Jenna Milly has always loved to write. After graduating from the University of Georgia in 1995 with a degree in telecommunication arts (now EMST), she wrote screenplays on the side while working reporting jobs at CNN and the Los Angeles Times. She eventually moved to screenwriting full time and received a master’s degree from UCLA.
But it wasn’t until she wrote an article about her friend’s charity that she realized she might have a movie on her hands.
The story begins in 2010, when Milly’s college roommate and screenwriting partner, Ann Marie Allison, got together with some of her friends in Washington, D.C., to give back to the community. They started a charity — a ladies’ arm wrestling charity, that is.

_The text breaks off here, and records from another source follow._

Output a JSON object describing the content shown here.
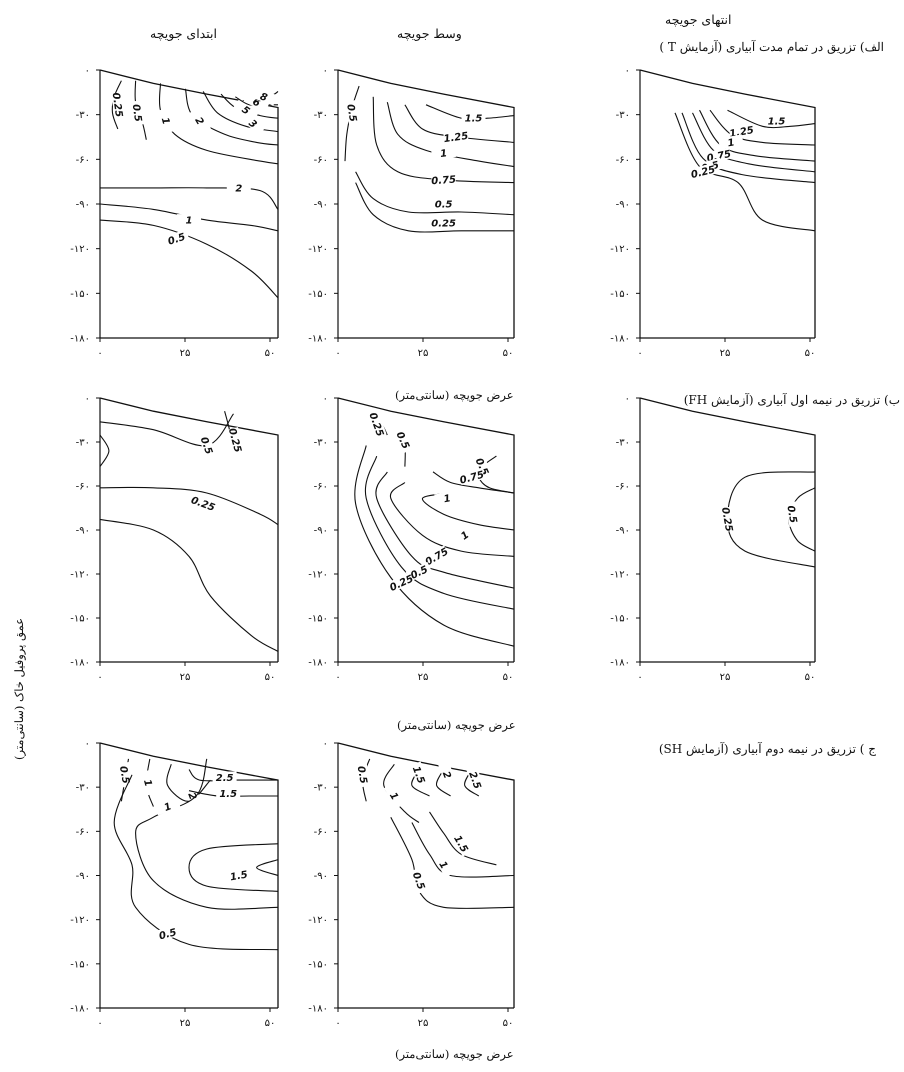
{
  "figure": {
    "column_titles": [
      "ابتدای جویچه",
      "وسط جویچه",
      "انتهای جویچه"
    ],
    "row_titles": [
      "الف) تزریق در تمام مدت آبیاری (آزمایش T )",
      "ب) تزریق در نیمه اول آبیاری (آزمایش FH)",
      "ج ) تزریق در نیمه دوم آبیاری (آزمایش SH)"
    ],
    "x_axis_label": "عرض جویچه (سانتی‌متر)",
    "y_axis_label": "عمق پروفیل خاک (سانتی‌متر)",
    "y_tick_labels": [
      "۰",
      "-۳۰",
      "-۶۰",
      "-۹۰",
      "-۱۲۰",
      "-۱۵۰",
      "-۱۸۰"
    ],
    "x_tick_labels": [
      "۰",
      "۲۵",
      "۵۰"
    ]
  },
  "chart_data": [
    {
      "type": "contour",
      "panel": "T-start",
      "x": [
        0,
        25,
        50
      ],
      "ylim": [
        -180,
        0
      ],
      "xlim": [
        0,
        50
      ],
      "contour_levels": [
        "0.25",
        "0.5",
        "1",
        "2",
        "3",
        "5",
        "6",
        "8",
        "2",
        "1",
        "0.5",
        "0.25"
      ]
    },
    {
      "type": "contour",
      "panel": "T-middle",
      "x": [
        0,
        25,
        50
      ],
      "ylim": [
        -180,
        0
      ],
      "xlim": [
        0,
        50
      ],
      "contour_levels": [
        "0.5",
        "1.5",
        "1.25",
        "1",
        "0.75",
        "0.5",
        "0.25"
      ]
    },
    {
      "type": "contour",
      "panel": "T-end",
      "x": [
        0,
        25,
        50
      ],
      "ylim": [
        -180,
        0
      ],
      "xlim": [
        0,
        50
      ],
      "contour_levels": [
        "1.5",
        "1.25",
        "1",
        "0.75",
        "0.5",
        "0.25"
      ]
    },
    {
      "type": "contour",
      "panel": "FH-start",
      "x": [
        0,
        25,
        50
      ],
      "ylim": [
        -180,
        0
      ],
      "xlim": [
        0,
        50
      ],
      "contour_levels": [
        "0.5",
        "0.25",
        "0.5",
        "0.25"
      ]
    },
    {
      "type": "contour",
      "panel": "FH-middle",
      "x": [
        0,
        25,
        50
      ],
      "ylim": [
        -180,
        0
      ],
      "xlim": [
        0,
        50
      ],
      "contour_levels": [
        "0.25",
        "0.5",
        "0.5",
        "0.75",
        "1",
        "1",
        "0.75",
        "0.5",
        "0.25"
      ]
    },
    {
      "type": "contour",
      "panel": "FH-end",
      "x": [
        0,
        25,
        50
      ],
      "ylim": [
        -180,
        0
      ],
      "xlim": [
        0,
        50
      ],
      "contour_levels": [
        "0.25",
        "0.5"
      ]
    },
    {
      "type": "contour",
      "panel": "SH-start",
      "x": [
        0,
        25,
        50
      ],
      "ylim": [
        -180,
        0
      ],
      "xlim": [
        0,
        50
      ],
      "contour_levels": [
        "0.5",
        "1",
        "2",
        "2.5",
        "1.5",
        "1",
        "1.5",
        "1",
        "0.5"
      ]
    },
    {
      "type": "contour",
      "panel": "SH-middle",
      "x": [
        0,
        25,
        50
      ],
      "ylim": [
        -180,
        0
      ],
      "xlim": [
        0,
        50
      ],
      "contour_levels": [
        "0.5",
        "1",
        "1.5",
        "2",
        "2.5",
        "1.5",
        "1",
        "0.5"
      ]
    }
  ]
}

The now-defunct Washington chapter of the Collective of Lady Arm Wrestlers brought together women from the district to raise money for different causes. They created character personas and dressed up in costumes to seriously compete in the arm wrestling ring.
Milly and Allison played around with the idea of writing this real-life event as a documentary, but they believed fictionalizing it would tell a stronger story.
“Ann Marie always seemed so inspired by the journey that the women had, and kind of coming out of their shell, so that seemed very interesting to do from a fictional place, to take one woman and see how she changed through the experience,” Milly said.
And then came “Golden Arm.” The two women have worked as writing partners for years, and their production company is named after their college apartment in Athens, No. 8 Productions.
The movie documents the journey of Melanie, whose best friend Danny convinces her to train and compete at the Women’s Arm Wrestling Championship.
When they pitched the idea to Hollywood in 2015, they were initially told the industry wasn’t making films about female sports comedies, something Milly and Allison were determined to disprove.
Jumping into such a competitive industry proved to be an “elite, closed-door process,” Milly said. She worked hard to make connections and find representation in Hollywood.
“Jenna was very tenacious… and we ended up getting our first manager that way, just basically beating down doors and being like we won’t be ignored,” Allison said.
By 2017 and the emergence of the #MeToo movement, films about female empowerment were in demand. Over the next two years, they found director Maureen Bharoocha, who helped them make a reel and coordinate a cast of female comics. They staged a script reading in Hollywood and began raising money for production.
They started shooting in Oklahoma in 2019, and over the course of the year they “got it in the can and edited and completed the film,” Milly said.
Despite her love of screenwriting, only one film class was offered to Grady students when Milly attended UGA. She wrote a screenplay and produced a short film, but that was the extent of her experience. In the class, her professor told her to check out library books and teach herself.
“That’s what Ann Marie and I had to do on this project, so I think that was a good lesson,” Milly said. “I think you have to be hungry and you have to want to figure out how to be successful, which was part of the thing that I think they were teaching at Grady.”
“Golden Arm” will be available to stream on April 30 on Apple TV, Amazon video and Google Play. It will also be released in select theaters.